Since the identification of DA as a neurotransmitter over 50 years ago, neuroscientists have sought to elucidate the influence that DA exerts on behavior and neural circuits, and to uncover the underlying cellular and molecular underpinnings of such effects. Interest in the actions of this molecule is further stimulated by the recognition of its involvement in several neurological and psychiatric disorders, including PD, addiction, schizophrenia, obsessive compulsive disorder and Tourette’s syndrome. DA plays an important role in the control of fine motor actions and higher cognitive functions such as learning, working memory, attention, decision-making and appetitive and consummatory aspects of reward. However, the precise mechanisms employed by DA to mediate these effects remain largely unknown owing to the multiplicity and complexity of its actions. Unlike classical amino-acid neurotransmitters such as glutamate and γ-aminobutyric acid (GABA), which signal for the most part by directly gating ionotropic receptors to rapidly and briefly alter membrane potential, DA activates G protein-coupled receptors (GPCRs) that modulate the biochemical and electrical state of a cell via a plethora of signaling elements including kinases, phosphatases, transcription factors, ion channels and membrane receptors. Moreover, DA’s actions have largely defied interpretation because they vary greatly between cell types, depend on the strength and duration of receptor stimulation, are influenced by current and past cellular states, and compete with other neuromodulatory systems impinging on similar pathways. Thus, despite extensive investigation, there is no unified view of DA’s actions in the CNS, and many studies have yielded contradictory conclusions.

One of the principal actions of DA in the CNS is to modulate electrical communication between neurons. DA clearly promotes persistent changes in the efficacy of synapses and in the structural organization of neural circuits, and influences the moment-to-moment flow of electrical signals across synapses. Here we review the latter, namely DA’s ability to rapidly influence synaptic transmission, dendritic integration and membrane excitability. Many recent reviews cover the longer term effects of DA signaling on synaptic and circuit plasticity from the perspective of normal brain function, PD and drug addiction – these topics are therefore not covered here.

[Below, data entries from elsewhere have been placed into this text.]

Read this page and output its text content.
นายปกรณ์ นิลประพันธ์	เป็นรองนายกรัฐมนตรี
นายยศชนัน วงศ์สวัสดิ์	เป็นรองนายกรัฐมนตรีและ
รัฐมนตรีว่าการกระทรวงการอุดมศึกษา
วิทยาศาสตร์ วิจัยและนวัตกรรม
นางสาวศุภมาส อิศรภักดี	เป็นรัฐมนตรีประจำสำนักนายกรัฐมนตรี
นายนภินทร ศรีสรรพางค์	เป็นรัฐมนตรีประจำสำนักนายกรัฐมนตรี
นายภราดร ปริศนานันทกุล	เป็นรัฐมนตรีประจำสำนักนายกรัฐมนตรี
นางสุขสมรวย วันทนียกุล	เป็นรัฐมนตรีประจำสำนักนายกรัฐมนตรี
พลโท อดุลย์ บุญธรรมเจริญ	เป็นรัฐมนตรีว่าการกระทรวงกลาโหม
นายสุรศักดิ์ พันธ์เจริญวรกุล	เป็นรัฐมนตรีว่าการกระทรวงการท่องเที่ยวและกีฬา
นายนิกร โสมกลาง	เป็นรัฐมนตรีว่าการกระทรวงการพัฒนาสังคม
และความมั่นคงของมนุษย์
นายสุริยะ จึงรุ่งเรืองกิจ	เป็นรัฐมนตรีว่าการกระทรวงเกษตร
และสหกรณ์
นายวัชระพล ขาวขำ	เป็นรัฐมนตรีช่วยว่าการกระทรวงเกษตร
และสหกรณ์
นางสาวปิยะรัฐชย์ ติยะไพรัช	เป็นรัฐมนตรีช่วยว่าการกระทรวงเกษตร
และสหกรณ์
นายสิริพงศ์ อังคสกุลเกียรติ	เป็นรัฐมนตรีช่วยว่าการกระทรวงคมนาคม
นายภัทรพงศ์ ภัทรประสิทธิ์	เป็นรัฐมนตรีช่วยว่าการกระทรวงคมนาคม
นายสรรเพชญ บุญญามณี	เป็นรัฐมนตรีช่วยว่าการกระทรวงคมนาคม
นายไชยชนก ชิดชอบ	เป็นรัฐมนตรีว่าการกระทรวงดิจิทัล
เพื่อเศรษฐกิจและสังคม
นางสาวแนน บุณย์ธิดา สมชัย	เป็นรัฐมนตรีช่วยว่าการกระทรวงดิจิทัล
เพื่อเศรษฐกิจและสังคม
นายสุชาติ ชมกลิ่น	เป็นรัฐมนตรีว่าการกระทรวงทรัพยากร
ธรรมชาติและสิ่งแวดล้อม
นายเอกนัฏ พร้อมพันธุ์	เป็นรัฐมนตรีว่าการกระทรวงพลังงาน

Some of the first electrophysiological investigations of DA’s influence in the 1970s and 1980s utilized in vivo and in vitro extracellular and intracellular recordings and examined the effects of electrical stimulation of DA centers or local ionotophoretic/pressure application of exogenous DA. These studies invariably reported complex, variable and often contradictory findings (see Nicola et al., 2000; Seamans and Yang, 2004 for review). Some of these disparities likely arose because, as discussed below, DA activates multiple classes of receptors that are heterogeneously distributed and engage different intracellular signaling cascades.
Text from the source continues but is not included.